Throughout the retreat, I continued to think about the past five year while enjoying downtime with core members. While we continue to grow as a community, working towards building and opening a fourth home, and I take responsibility for garnering financial support for that growth as development director, I find myself missing the slowness of simple time spent in the homes with core members.
L’Arche is a sign of God’s love manifested on earth, not because of a charismatic leader, a great vision, or a unique hierarchical structure, but because of the fact that people with disabilities are at the center. This is why people with disabilities who live in L’Arche are called core members. They make up the core, the heart, of the community.

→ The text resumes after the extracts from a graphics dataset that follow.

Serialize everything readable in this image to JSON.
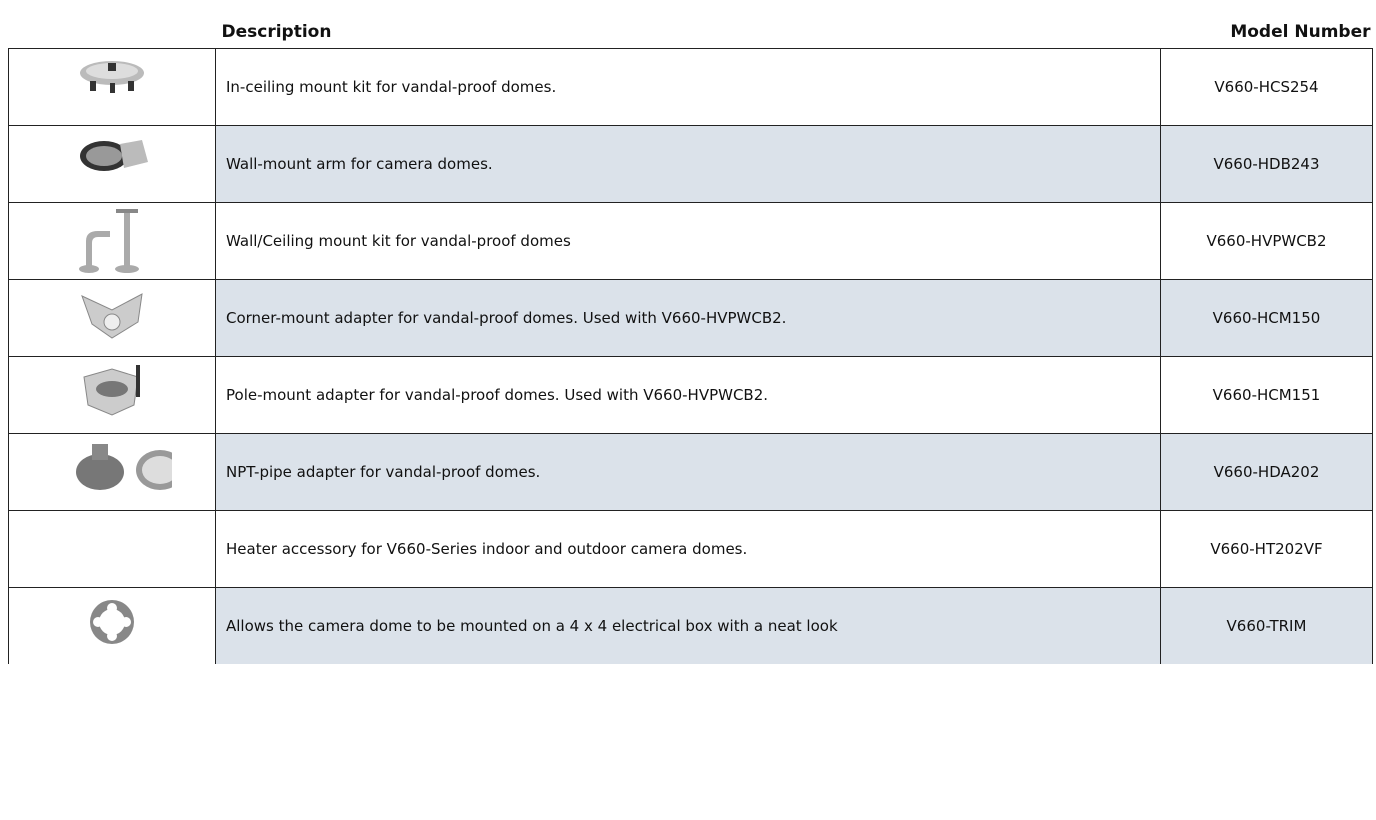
{
  "header": {
    "description": "Description",
    "model_number": "Model Number"
  },
  "table": {
    "rows": [
      {
        "description": "In-ceiling mount kit for vandal-proof domes.",
        "model": "V660-HCS254"
      },
      {
        "description": "Wall-mount arm for camera domes.",
        "model": "V660-HDB243"
      },
      {
        "description": "Wall/Ceiling mount kit for vandal-proof domes",
        "model": "V660-HVPWCB2"
      },
      {
        "description": "Corner-mount adapter for vandal-proof domes. Used with V660-HVPWCB2.",
        "model": "V660-HCM150"
      },
      {
        "description": "Pole-mount adapter for vandal-proof domes. Used with V660-HVPWCB2.",
        "model": "V660-HCM151"
      },
      {
        "description": "NPT-pipe adapter for vandal-proof domes.",
        "model": "V660-HDA202"
      },
      {
        "description": "Heater accessory for V660-Series indoor and outdoor camera domes.",
        "model": "V660-HT202VF"
      },
      {
        "description": "Allows the camera dome to be mounted on a 4 x 4 electrical box with a neat look",
        "model": "V660-TRIM"
      }
    ]
  }
}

They are the ones who point us to Christ and maintain the simple traditions and life in our homes.
I realize now that in my personal pursuit of new responsibility and growth opportunities, I have lost sight of these simple, yet profound L’Arche truths. It is easy to forget and miss the small things that make L’Arche special when focusing on achieving exciting dreams and goals from the office.
Sometimes, I wish to start over my life at L’Arche to discover this wisdom for the first time. It is greatly needed in today’s world where people measure their status and success on their political viewpoints, and their level of busyness and achievement. As a live-in assistant, I had the opportunity to let go of my ego and desire for big responsibility, do away with many things of this world and share a simple life with core members. There were many days where I was called to just be there with core members in their grief, in their joy, in their anxiety, and in their care for me. It truly is the best job I’ve ever had.
I am grateful that this retreat gave me unstructured time with core members, and by myself to reflect. This rejuvenated my commitment to continue learning from the lessons my time at Friendship House taught me and find a better balance between being and doing in my day to day as Development Director. While I am tasked with leading our L’Arche for Life Campaign, I have been humbled by the slow work it has been to raise the funds to make our fourth L’Arche home a reality. My time in Friendship House reminds me that I can only do so much, and I am invited to trust in the slow work of God to help turn the hearts of people towards generosity.